Id. at p.21. The court called that “unreasonable.” We’d probably have found a stronger adjective.
Plaintiff’s second argument is more important because it emphasizes what Levine preemption is at its core. Plaintiff argued that the defendant could have asked for a formal meeting with the FDA and therefore defendant lacks clear evidence that the FDA would have rejected the warning after such a meeting. Id. This argument misses the mark because “[s]tate laws requiring a label change are preempted unless the manufacturer could unilaterally add the new warning under the CBE regulation.” Id. In other words, if you need FDA approval there is conflict preemption.
This is where Pliva, Inc. v. Mensing, 564 U.S. 604 (2011), comes in and we of course laud its use in brand drug cases. Mensing held that claims against generic drug manufacturers were preempted because generic manufacturers are not permitted to unilaterally change a drug’s label. Because generic manufacturers cannot independently comply with their state law duties — changing their label would require “special permission or assistance” from the FDA — claims against them are preempted. Equate that to plaintiff’s argument in Dolin:
The preemption analysis asks only whether [defendant] could have added the adult-suicidality warning through the CBE regulation, not whether [defendant] might have been able to persuade the FDA to change its mind in a formal meeting – and certainly not whether [defendant] could have persuaded the FDA after already asking four times to include the warning and being told no four times.
Id. at p.22.
That takes care of the preemption issue up until 2007, when the FDA repeatedly rejected defendant’s CBE warning language. But plaintiff’s husband did not take the drug until 2010. So the remaining question is whether between 2007 and 2010, defendant acquired any “new” information that would have permitted a CBE label change during that period. Newly acquired information is defined as “data, analyses, or other information not previously submitted to the Agency.” 21 C.F.R. § 314.3. Plaintiff argued that in the data defendant submitted to the FDA, it “improperly attributed suicides that occurred in the wash-out phase of the drug tests as occurring on the placebo.” Dolin, slip op. at p.23. But the evidence showed that the FDA was aware that wash-out events were included and that defendant re-submitted the data to the FDA excluding the wash-out phase. Id. at p.24. Plaintiff also pointed to an article published in 2011 but the article was based on a 2006 analysis. So there was no evidence that the analysis was either new or not previously submitted to the FDA. Id. The court, therefore, concluded that plaintiff had offered no evidence that defendant acquired any new information after 2007 that would have supported a CBE label change.
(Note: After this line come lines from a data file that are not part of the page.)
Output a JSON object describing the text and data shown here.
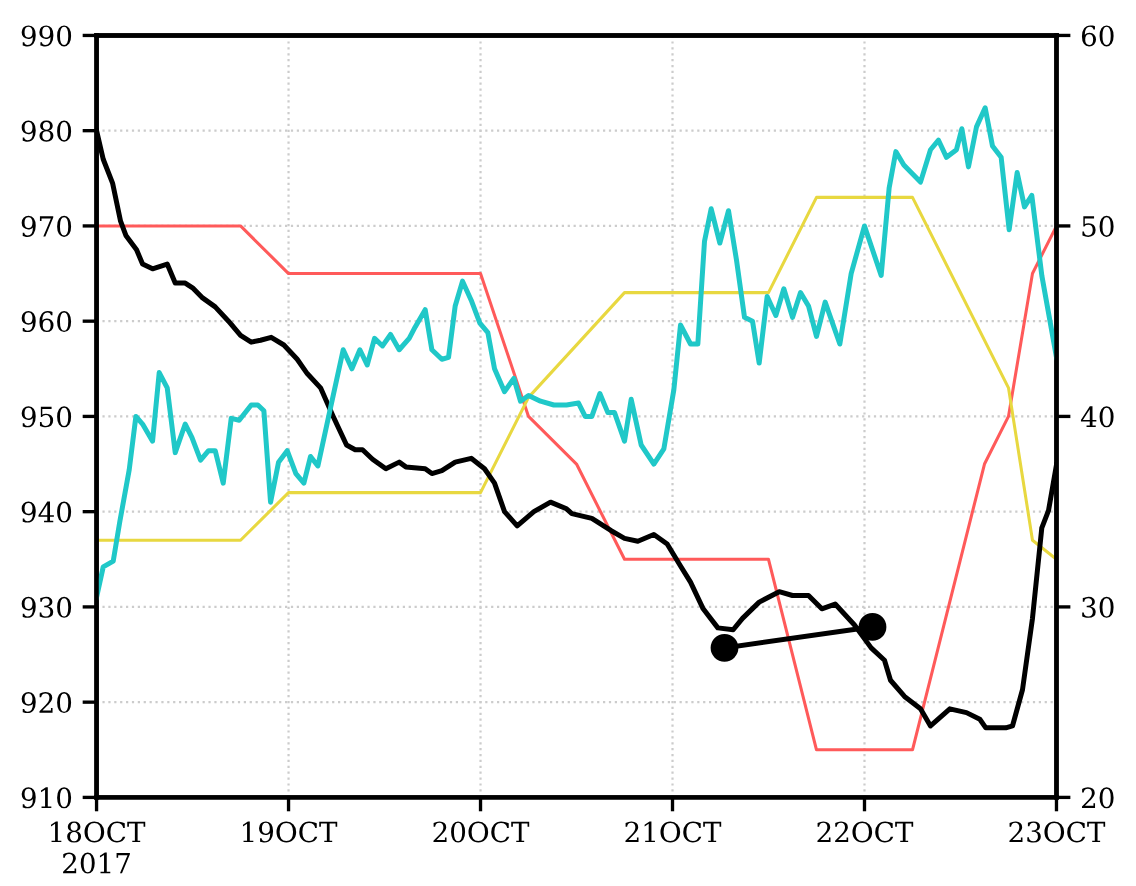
{
  "chart_data": {
    "type": "line",
    "xlim": [
      "2017-10-18",
      "2017-10-23"
    ],
    "xticks": [
      {
        "value": "2017-10-18",
        "label": "18OCT\n2017"
      },
      {
        "value": "2017-10-19",
        "label": "19OCT"
      },
      {
        "value": "2017-10-20",
        "label": "20OCT"
      },
      {
        "value": "2017-10-21",
        "label": "21OCT"
      },
      {
        "value": "2017-10-22",
        "label": "22OCT"
      },
      {
        "value": "2017-10-23",
        "label": "23OCT"
      }
    ],
    "ylim": [
      910,
      990
    ],
    "yticks": [
      910,
      920,
      930,
      940,
      950,
      960,
      970,
      980,
      990
    ],
    "y2lim": [
      20,
      60
    ],
    "y2ticks": [
      20,
      30,
      40,
      50,
      60
    ],
    "grid": true,
    "line_style": "solid",
    "series": [
      {
        "color": "#ff5a5a",
        "axis": "y",
        "x": [
          "2017-10-18T00:00",
          "2017-10-18T18:00",
          "2017-10-19T00:00",
          "2017-10-20T00:00",
          "2017-10-20T06:00",
          "2017-10-20T12:00",
          "2017-10-20T18:00",
          "2017-10-21T12:00",
          "2017-10-21T18:00",
          "2017-10-22T06:00",
          "2017-10-22T15:00",
          "2017-10-22T18:00",
          "2017-10-22T21:00",
          "2017-10-23T00:00"
        ],
        "values": [
          970,
          970,
          965,
          965,
          950,
          945,
          935,
          935,
          915,
          915,
          945,
          950,
          965,
          970
        ]
      },
      {
        "color": "#e8d840",
        "axis": "y",
        "x": [
          "2017-10-18T00:00",
          "2017-10-18T18:00",
          "2017-10-19T00:00",
          "2017-10-20T00:00",
          "2017-10-20T06:00",
          "2017-10-20T18:00",
          "2017-10-21T12:00",
          "2017-10-21T18:00",
          "2017-10-22T06:00",
          "2017-10-22T18:00",
          "2017-10-22T21:00",
          "2017-10-23T00:00"
        ],
        "values": [
          937,
          937,
          942,
          942,
          952,
          963,
          963,
          973,
          973,
          953,
          937,
          935
        ]
      },
      {
        "color": "#20c8c8",
        "axis": "y2",
        "x": [
          "2017-10-18T00:00",
          "2017-10-18T00:50",
          "2017-10-18T02:05",
          "2017-10-18T02:55",
          "2017-10-18T04:05",
          "2017-10-18T04:55",
          "2017-10-18T05:45",
          "2017-10-18T07:00",
          "2017-10-18T07:50",
          "2017-10-18T08:50",
          "2017-10-18T09:50",
          "2017-10-18T11:05",
          "2017-10-18T11:55",
          "2017-10-18T13:00",
          "2017-10-18T14:00",
          "2017-10-18T14:50",
          "2017-10-18T15:50",
          "2017-10-18T16:50",
          "2017-10-18T17:50",
          "2017-10-18T19:20",
          "2017-10-18T20:10",
          "2017-10-18T20:55",
          "2017-10-18T21:45",
          "2017-10-18T22:45",
          "2017-10-18T23:50",
          "2017-10-19T00:55",
          "2017-10-19T01:55",
          "2017-10-19T02:45",
          "2017-10-19T03:40",
          "2017-10-19T05:10",
          "2017-10-19T06:50",
          "2017-10-19T07:55",
          "2017-10-19T08:55",
          "2017-10-19T09:50",
          "2017-10-19T10:45",
          "2017-10-19T11:45",
          "2017-10-19T12:45",
          "2017-10-19T13:50",
          "2017-10-19T15:05",
          "2017-10-19T15:50",
          "2017-10-19T17:05",
          "2017-10-19T17:55",
          "2017-10-19T19:10",
          "2017-10-19T20:00",
          "2017-10-19T20:50",
          "2017-10-19T21:45",
          "2017-10-19T22:50",
          "2017-10-19T23:55",
          "2017-10-20T00:55",
          "2017-10-20T01:45",
          "2017-10-20T03:00",
          "2017-10-20T04:10",
          "2017-10-20T05:00",
          "2017-10-20T06:00",
          "2017-10-20T07:30",
          "2017-10-20T09:10",
          "2017-10-20T10:45",
          "2017-10-20T12:15",
          "2017-10-20T13:05",
          "2017-10-20T13:55",
          "2017-10-20T14:55",
          "2017-10-20T15:55",
          "2017-10-20T16:45",
          "2017-10-20T18:00",
          "2017-10-20T18:50",
          "2017-10-20T20:05",
          "2017-10-20T21:40",
          "2017-10-20T22:55",
          "2017-10-21T00:10",
          "2017-10-21T01:00",
          "2017-10-21T02:15",
          "2017-10-21T03:10",
          "2017-10-21T04:00",
          "2017-10-21T04:50",
          "2017-10-21T05:55",
          "2017-10-21T07:00",
          "2017-10-21T08:00",
          "2017-10-21T09:00",
          "2017-10-21T10:00",
          "2017-10-21T10:50",
          "2017-10-21T11:50",
          "2017-10-21T12:55",
          "2017-10-21T13:55",
          "2017-10-21T15:00",
          "2017-10-21T16:00",
          "2017-10-21T17:00",
          "2017-10-21T18:00",
          "2017-10-21T19:05",
          "2017-10-21T20:55",
          "2017-10-21T22:20",
          "2017-10-22T00:00",
          "2017-10-22T02:05",
          "2017-10-22T03:05",
          "2017-10-22T03:55",
          "2017-10-22T04:55",
          "2017-10-22T07:00",
          "2017-10-22T08:15",
          "2017-10-22T09:15",
          "2017-10-22T10:15",
          "2017-10-22T11:30",
          "2017-10-22T12:10",
          "2017-10-22T13:00",
          "2017-10-22T14:00",
          "2017-10-22T15:05",
          "2017-10-22T16:00",
          "2017-10-22T17:05",
          "2017-10-22T18:05",
          "2017-10-22T19:05",
          "2017-10-22T20:00",
          "2017-10-22T20:55",
          "2017-10-22T22:10",
          "2017-10-23T00:00"
        ],
        "values": [
          30.5,
          32.1,
          32.4,
          34.5,
          37.2,
          40.0,
          39.6,
          38.7,
          42.3,
          41.5,
          38.1,
          39.6,
          38.9,
          37.7,
          38.2,
          38.2,
          36.5,
          39.9,
          39.8,
          40.6,
          40.6,
          40.3,
          35.5,
          37.6,
          38.2,
          37.0,
          36.5,
          37.9,
          37.4,
          40.3,
          43.5,
          42.5,
          43.5,
          42.7,
          44.1,
          43.7,
          44.3,
          43.5,
          44.1,
          44.7,
          45.6,
          43.5,
          43.0,
          43.1,
          45.8,
          47.1,
          46.1,
          44.9,
          44.4,
          42.5,
          41.3,
          42.0,
          40.8,
          41.1,
          40.8,
          40.6,
          40.6,
          40.7,
          40.0,
          40.0,
          41.2,
          40.2,
          40.2,
          38.7,
          40.9,
          38.5,
          37.5,
          38.3,
          41.4,
          44.8,
          43.8,
          43.8,
          49.2,
          50.9,
          49.1,
          50.8,
          48.2,
          45.2,
          45.0,
          42.8,
          46.3,
          45.3,
          46.7,
          45.2,
          46.5,
          45.8,
          44.2,
          46.0,
          43.8,
          47.5,
          50.0,
          47.4,
          52.0,
          53.9,
          53.2,
          52.3,
          54.0,
          54.5,
          53.6,
          54.0,
          55.1,
          53.1,
          55.2,
          56.2,
          54.2,
          53.6,
          49.8,
          52.8,
          51.0,
          51.6,
          47.4,
          43.1
        ]
      },
      {
        "color": "#000000",
        "axis": "y",
        "x": [
          "2017-10-18T00:00",
          "2017-10-18T00:50",
          "2017-10-18T02:00",
          "2017-10-18T03:00",
          "2017-10-18T03:40",
          "2017-10-18T05:00",
          "2017-10-18T05:45",
          "2017-10-18T07:00",
          "2017-10-18T08:50",
          "2017-10-18T09:50",
          "2017-10-18T11:05",
          "2017-10-18T12:00",
          "2017-10-18T13:10",
          "2017-10-18T14:50",
          "2017-10-18T16:30",
          "2017-10-18T18:00",
          "2017-10-18T19:20",
          "2017-10-18T20:30",
          "2017-10-18T21:50",
          "2017-10-18T23:25",
          "2017-10-19T01:05",
          "2017-10-19T02:20",
          "2017-10-19T04:00",
          "2017-10-19T05:35",
          "2017-10-19T07:15",
          "2017-10-19T08:20",
          "2017-10-19T09:15",
          "2017-10-19T10:30",
          "2017-10-19T12:10",
          "2017-10-19T13:50",
          "2017-10-19T14:40",
          "2017-10-19T17:05",
          "2017-10-19T17:55",
          "2017-10-19T19:10",
          "2017-10-19T20:50",
          "2017-10-19T22:50",
          "2017-10-20T00:30",
          "2017-10-20T01:45",
          "2017-10-20T03:00",
          "2017-10-20T04:35",
          "2017-10-20T06:40",
          "2017-10-20T08:45",
          "2017-10-20T10:45",
          "2017-10-20T11:25",
          "2017-10-20T13:55",
          "2017-10-20T16:20",
          "2017-10-20T18:00",
          "2017-10-20T19:40",
          "2017-10-20T21:40",
          "2017-10-20T23:20",
          "2017-10-21T01:00",
          "2017-10-21T02:15",
          "2017-10-21T03:50",
          "2017-10-21T05:40",
          "2017-10-21T07:35",
          "2017-10-21T08:45",
          "2017-10-21T10:50",
          "2017-10-21T13:20",
          "2017-10-21T15:00",
          "2017-10-21T17:00",
          "2017-10-21T18:40",
          "2017-10-21T20:20",
          "2017-10-21T22:45",
          "2017-10-22T00:50",
          "2017-10-22T02:30",
          "2017-10-22T03:15",
          "2017-10-22T05:00",
          "2017-10-22T07:00",
          "2017-10-22T08:15",
          "2017-10-22T10:40",
          "2017-10-22T12:45",
          "2017-10-22T14:25",
          "2017-10-22T15:10",
          "2017-10-22T17:40",
          "2017-10-22T18:30",
          "2017-10-22T19:45",
          "2017-10-22T21:00",
          "2017-10-22T22:10",
          "2017-10-22T23:00",
          "2017-10-23T00:00"
        ],
        "values": [
          980,
          977,
          974.5,
          970.5,
          969,
          967.5,
          966,
          965.5,
          966,
          964,
          964,
          963.5,
          962.5,
          961.5,
          960,
          958.5,
          957.8,
          958,
          958.3,
          957.5,
          956,
          954.5,
          953,
          950,
          947,
          946.5,
          946.5,
          945.5,
          944.5,
          945.2,
          944.7,
          944.5,
          944,
          944.3,
          945.2,
          945.6,
          944.5,
          943,
          940,
          938.5,
          940,
          941,
          940.3,
          939.8,
          939.3,
          938,
          937.2,
          936.9,
          937.6,
          936.6,
          934.3,
          932.6,
          929.8,
          927.8,
          927.6,
          928.8,
          930.5,
          931.6,
          931.2,
          931.2,
          929.8,
          930.3,
          928.1,
          925.7,
          924.4,
          922.3,
          920.6,
          919.3,
          917.5,
          919.3,
          918.9,
          918.2,
          917.3,
          917.3,
          917.5,
          921.3,
          928.8,
          938.3,
          940.1,
          944.9
        ]
      },
      {
        "color": "#000000",
        "axis": "y",
        "marker": "circle",
        "x": [
          "2017-10-21T06:30",
          "2017-10-22T01:00"
        ],
        "values": [
          925.7,
          927.9
        ]
      }
    ]
  }
}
All this was strong preemption evidence indeed. We note that Dolin was written by Judge Hamilton, who is no friend of preemption generally. See Bausch v. Stryker Corp., 630 F.3d 546 (7th Cir. 2010), also authored by Judge Hamilton.
We were always optimistic that the district court’s decisions in Dolin and the verdict would not stand and the Seventh Circuit did not disappoint (well, maybe they could have tossed innovator liability too, but a nod to Erie doesn’t hurt).